Where is the tsunami of litigation?
Anyone who has read history or who is sufficiently chronologically enriched to remember previous panics, meltdowns and financial crises can tell you that financial shenanigans always generate work for lawyers. The questions are:
When will the work start? Who will get to do it? How long will it last?
WHEN WILL THE WORK START? In a recent story about litigation layoffs, which are unexpected in this kind of market meltdown, a partner was quoted as expecting a tsunami of litigation which hadn't yet materialized.
Lehman Brothers collapsed exactly 30 days ago. Frankly, anyone who had expected a tsunami of litigation to begin by now is operating on the widely discredited Raman Noodles Principle of Practice Development. If the Giant Pile of Mortgage Backed Securities is in limbo, the depth and breadth of the economic problem is yet to be clearly identified, and the theories of fault and blame are still being developed, it is hardly likely that a tsunami or even a big wave of litigation could have begun.
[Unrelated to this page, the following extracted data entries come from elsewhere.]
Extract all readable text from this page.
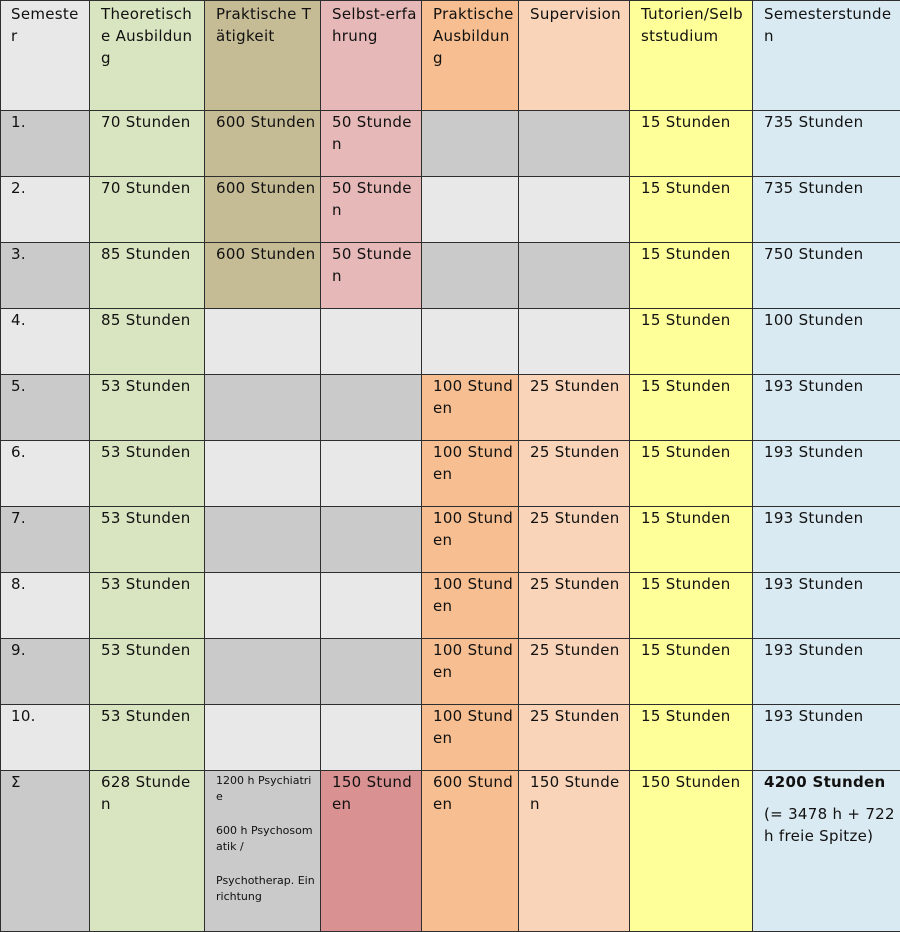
Semester	Theoretische Ausbildung	Praktische Tätigkeit	Selbst-erfahrung	Praktische Ausbildung	Supervision	Tutorien/Selbststudium	Semesterstunden
1.	70 Stunden	600 Stunden	50 Stunden			15 Stunden	735 Stunden
2.	70 Stunden	600 Stunden	50 Stunden			15 Stunden	735 Stunden
3.	85 Stunden	600 Stunden	50 Stunden			15 Stunden	750 Stunden
4.	85 Stunden					15 Stunden	100 Stunden
5.	53 Stunden			100 Stunden	25 Stunden	15 Stunden	193 Stunden
6.	53 Stunden			100 Stunden	25 Stunden	15 Stunden	193 Stunden
7.	53 Stunden			100 Stunden	25 Stunden	15 Stunden	193 Stunden
8.	53 Stunden			100 Stunden	25 Stunden	15 Stunden	193 Stunden
9.	53 Stunden			100 Stunden	25 Stunden	15 Stunden	193 Stunden
10.	53 Stunden			100 Stunden	25 Stunden	15 Stunden	193 Stunden
Σ	628 Stunden	1200 h Psychiatrie
600 h Psychosomatik /
Psychotherap. Einrichtung	150 Stunden	600 Stunden	150 Stunden	150 Stunden	4200 Stunden
(= 3478 h + 722 h freie Spitze)
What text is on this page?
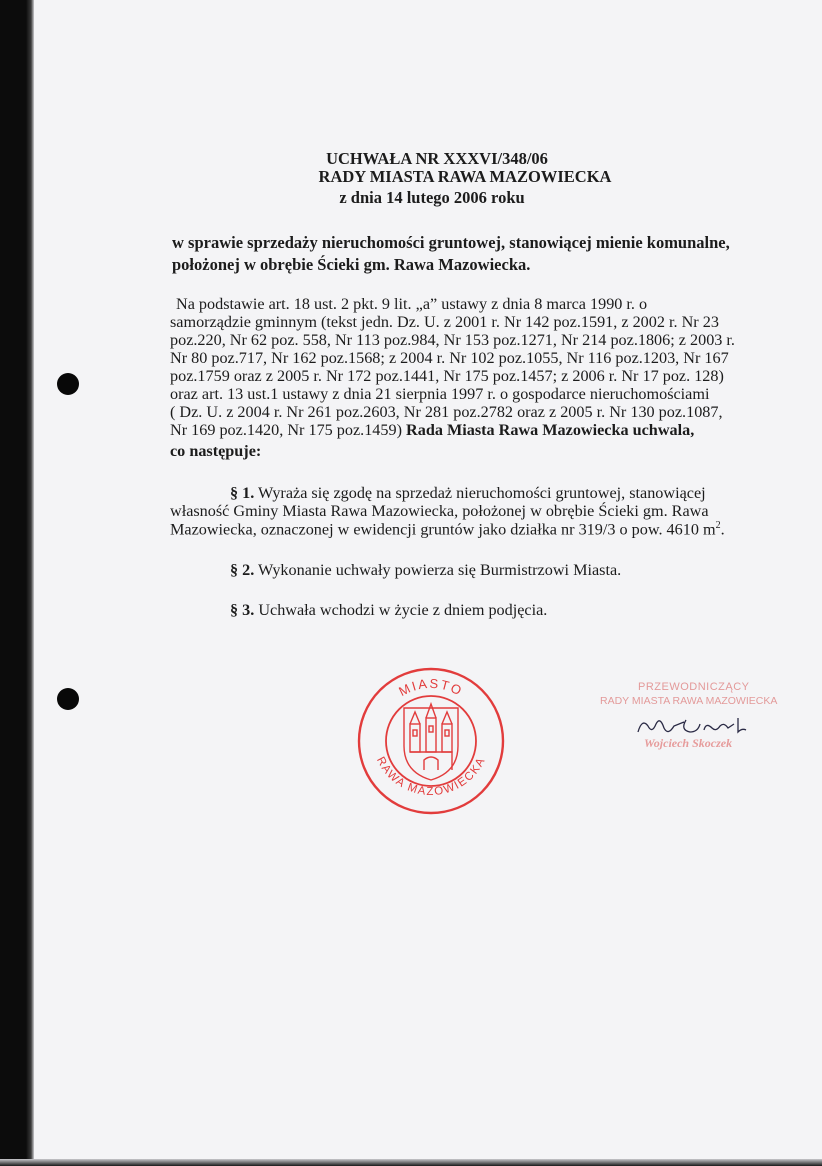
UCHWAŁA NR XXXVI/348/06
RADY MIASTA RAWA MAZOWIECKA
z dnia 14 lutego 2006 roku
w sprawie sprzedaży nieruchomości gruntowej, stanowiącej mienie komunalne,
położonej w obrębie Ścieki gm. Rawa Mazowiecka.
Na podstawie art. 18 ust. 2 pkt. 9 lit. „a” ustawy z dnia 8 marca 1990 r. o
samorządzie gminnym (tekst jedn. Dz. U. z 2001 r. Nr 142 poz.1591, z 2002 r. Nr 23
poz.220, Nr 62 poz. 558, Nr 113 poz.984, Nr 153 poz.1271, Nr 214 poz.1806; z 2003 r.
Nr 80 poz.717, Nr 162 poz.1568; z 2004 r. Nr 102 poz.1055, Nr 116 poz.1203, Nr 167
poz.1759 oraz z 2005 r. Nr 172 poz.1441, Nr 175 poz.1457; z 2006 r. Nr 17 poz. 128)
oraz art. 13 ust.1 ustawy z dnia 21 sierpnia 1997 r. o gospodarce nieruchomościami
( Dz. U. z 2004 r. Nr 261 poz.2603, Nr 281 poz.2782 oraz z 2005 r. Nr 130 poz.1087,
Nr 169 poz.1420, Nr 175 poz.1459) Rada Miasta Rawa Mazowiecka uchwala,
co następuje:
§ 1. Wyraża się zgodę na sprzedaż nieruchomości gruntowej, stanowiącej
własność Gminy Miasta Rawa Mazowiecka, położonej w obrębie Ścieki gm. Rawa
Mazowiecka, oznaczonej w ewidencji gruntów jako działka nr 319/3 o pow. 4610 $m^2$.
§ 2. Wykonanie uchwały powierza się Burmistrzowi Miasta.
§ 3. Uchwała wchodzi w życie z dniem podjęcia.
MIASTO
RAWA MAZOWIECKA
PRZEWODNICZĄCY
RADY MIASTA RAWA MAZOWIECKA
Wojciech Skoczek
WHO WILL GET TO DO IT? Part of that is being sorted out at the highest level of BigLaw and BigGov. In the end, however, each and every individual mortgage backed security and the underlying actual mortgages that have been enveloped by smoke and mirrors, will be wrestled back to reality by junior associates or cadres of lawyers hired by as-yet-undesignated-government entities. There will be work and there will be a lot of it.
HOW LONG WILL IT LAST? The savings and loan crisis of the 1980s was finally wrapped up in the mid-1990s when the Resolution Trust Corporation's duties were transferred to the FDIC. Yes, I know that the financial structures are different in today's financial meltdown, but I have no reason to believe that the tail of this problem will be any shorter than the RTCs.